There is no singular, holy grail approach
This pertains heavily to the point raised in the introduction about monitoring needing to be flexible and context-orientated. The broadcast industry has seen a significant move away from hardware solutions, with both software and cloud-based platforms becoming de rigueur for a variety of tasks and workflows. And rightly so; there are a host of advantages to using software-based tools.
But, those advantages don’t always apply in every situation, or to every use case. There are many reasons, some might say 330, why you might want your monitoring solution to operate on its own appliance, or on an embedded basis. Each network configuration is different, and at Bridge we provide the expertise needed to advise on the best solution, and the flexible deployment options – appliance, embedded, software and cloud – needed to achieve it.
There’s no time like the present (except for the past)
‘The best time to plant a tree was 20 years ago. The second best time is now’. – Chinese Proverb.
Something that we’ve been working hard to communicate is the message ‘build it in, don’t bolt it on’. Monitoring should be a key consideration for network strategy right from the start, and broadcasters keep monitoring at the forefront of their minds whilst developing a network strategy and operations plan will see far more effective results from their systems.
But of course foresight is a luxury not everybody has. Not everybody can develop a greenfield site or wipe the slate clean and build a network from the ground up. Even for legacy systems, investing in monitoring today can significantly improve the performance of a network – not just in terms of error resolution, but error prevention, efficiency and performance improvement, and enhanced strategic performance across the board.
Functioning comes before functionalities
A tool with lots of bells and whistles is all well and good, until it doesn’t work.
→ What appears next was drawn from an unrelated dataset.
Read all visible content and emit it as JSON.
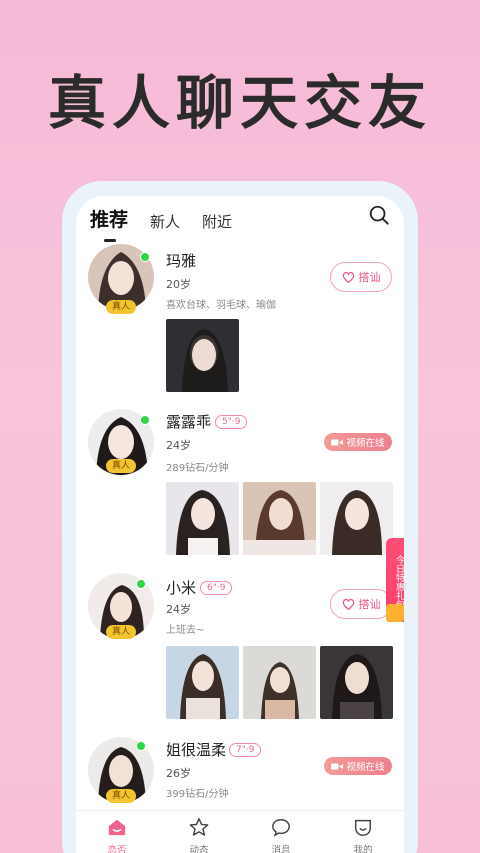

Piling on functionalities without providing a secure, stable and reliable base is not just counter-productive in the long run, it’s downright bad business practice: frustrated customers mean lost revenue and a huge expenditure of resources to correct what should have been right from the start. Companies developing monitoring solutions – indeed engineers and programmers in general – have a responsibility to work to develop the core of their systems in a way that sets an effective base for ongoing development; ensuring stability, reliability and sustainability of operation no matter how many functionality upgrades may follow in the future.
The problem is – even though it’s more efficient and effective in the long run – it can feel time-consuming, laborious and decidedly unglamourous. Ultimately though, doing things right first time brings its own rewards.
Monitoring is for everybody, not just engineers
Another responsibility product developers have is to ensure the usability of their product, and not only for network engineers. Monitoring is a complex undertaking at the technological level, but it shouldn’t have to be at the personnel level. That’s why we design our tools to ‘make the complex simple’. We deliver network metrics in a way that is at-a-glance intuitive – often using graphs and visualisations, and we supplement them with meaningful, contextual information that facilitates in-the-moment decision making, even by non-engineers, without confusion or delay.
By applying these five principles, both monitoring solution developers and their customers can approach monitoring in a way that truly maximises its potential and delivers measurable benefit to the entire broadcast chain, from end-to-end. That’s the essence of the issue, ultimately.